Component #1: Utils. No dependencies. Build it against it's own Java source code to generate a JAR file containing the resultant .class files.
Component #2: DataParser. Depends on a previous build of the Utils component, as well as a third-party JAR called xerces.jar (v1.4.1). Built it against (a) it's own source code (b) a previous Utils component build and (c) the xerces.jar file from xerces v1.4.1 (in perforce, this would come from //depot/lib/xerces/1.4.1/xerces.jar)
Component #3: DataCaptureUI. Depends on a previous build of DataParser, a previous build of Utils, and a 3rd-party JAR called servlet.jar (v2.0). Build it against (a) it's own source code (b) a previous DataParser component build (c) a previous Utils component build and (d) the servlet.jar file from jsdk 2.0 (in perforce, from //depot/lib/jsdk/2.0/servlet.jar)
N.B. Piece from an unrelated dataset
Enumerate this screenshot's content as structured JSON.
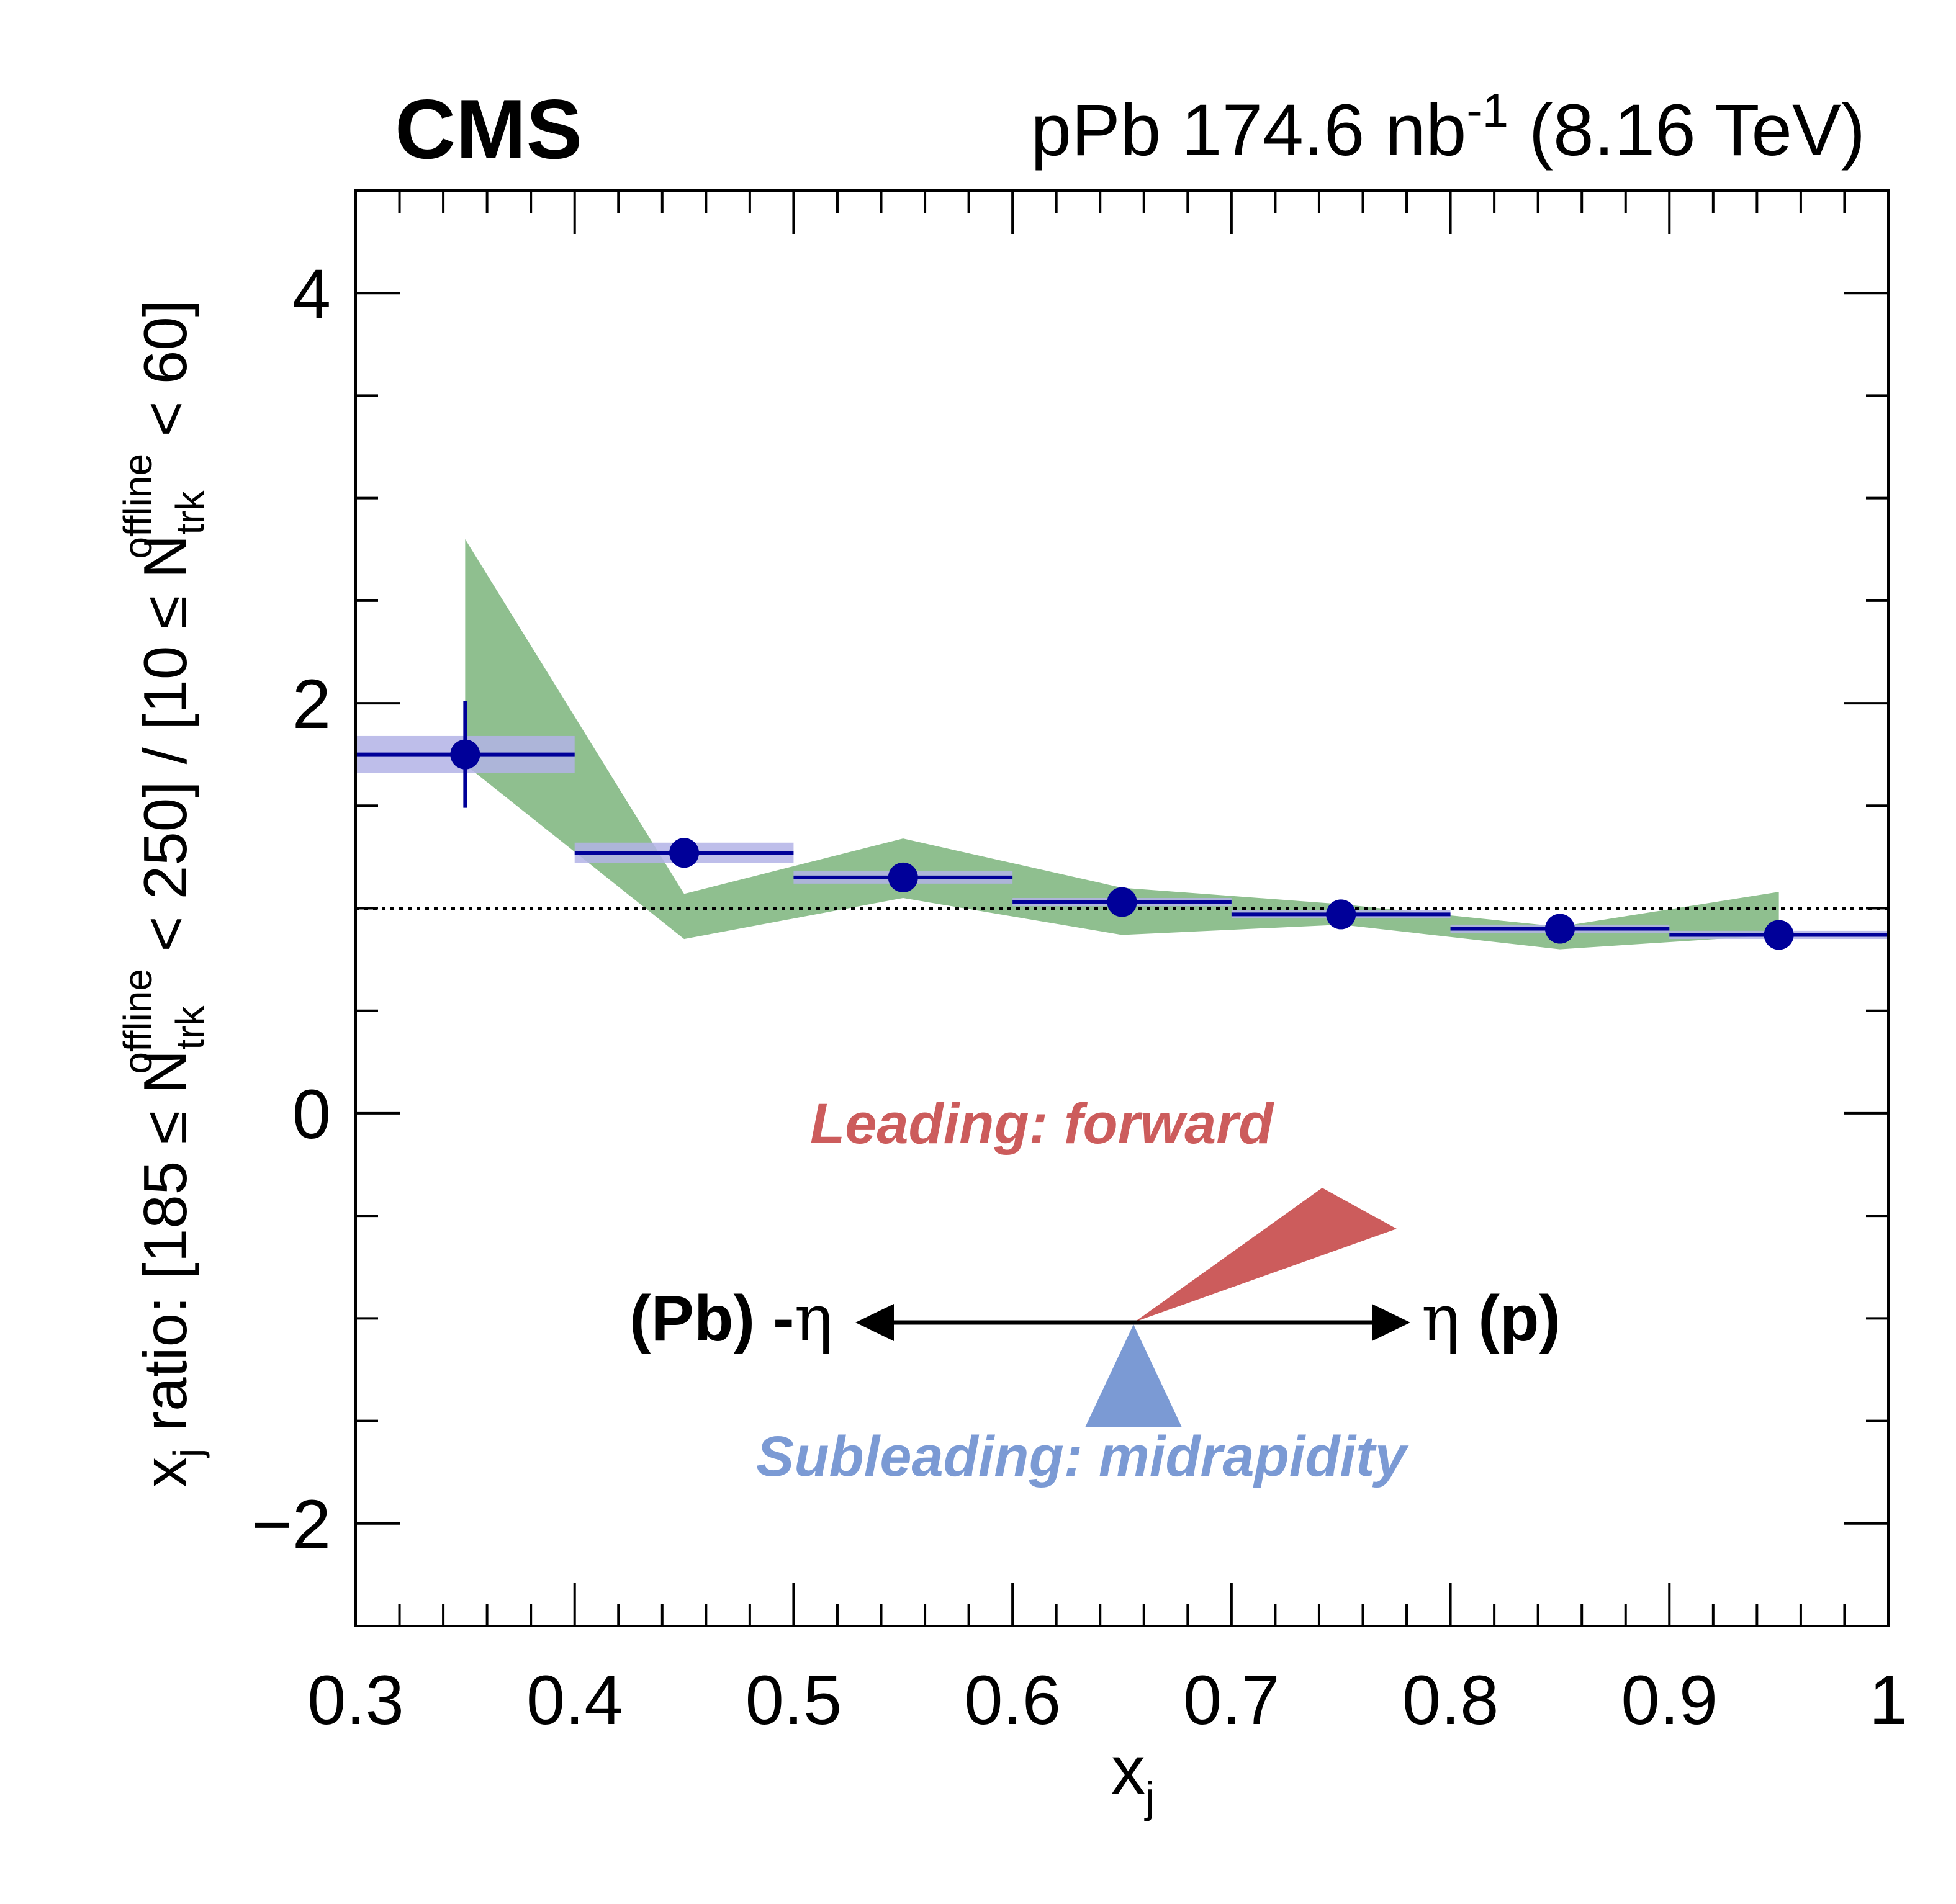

Note that because Component #3 depends on DataParser, and DataParser depends on xerces.jar, you'll need to add xerces.jar as a dependent JAR for the DataCaptureUI build.

The above set of builds and dependencies is shown in the following figure:

Figure 2: Build Example with Dependencies

Conclusion

Managing source code dependencies is only the tip of the iceberg for comprehensive SCM. Other facets of SCM that fit into the component model include:

Managing Deployments: A deployment is the set JAR, ZIP, WAR, and properties files that together allow the component to operate in it's designated environment (usually dev, test, or operations). Property and config files can be partitioned similar to source code, whereupon all component artifacts can be sync'd directly from your RCS server to their deployment server with deployment dependencies tested and well understood.
Managing Documentation: Component documentation can be bundled with it's corresponding component under RCS and mapped to a mount-point on your Intranet server for automated publishing. Documentation management has a large number of implicit requirements involving availability, content, and versioning from release to release.

Partitioning Java source code into components and formalizing dependencies will provide several key benefits for your Java-based projects, some of which are implicit thus far:

Ability to parallelize development of projects that share common a codebase.
Ability to easily deploy to development, test, and operational environments.
Ability to minimize the amount of code associated with a build/deployment.
Eliminate confusion and name collisions due to third-party JAR dependencies.
Reproduce deployment environments to help reproduce problems (and then eliminate them).
Ability to retire code and branches of code when a component is retired.

[1] Perforce is cross-platform, has both console and windows clients, provides flexible/powerful mapping between a source code repository (the "depot") and a client of that repository, and allows for intuitive branching, merging, and labeling, all of which is required to manage your source code.

[2] An invalid build is when a component is built against it's own source code plus the source code of another component. Sometimes it's impossible to isolate even one component so it is self-contained, whereupon you'll need to build it against multiple components' source code to get started. After this initial build, you'll be able to build it against it's own source code and JARs created from this first build.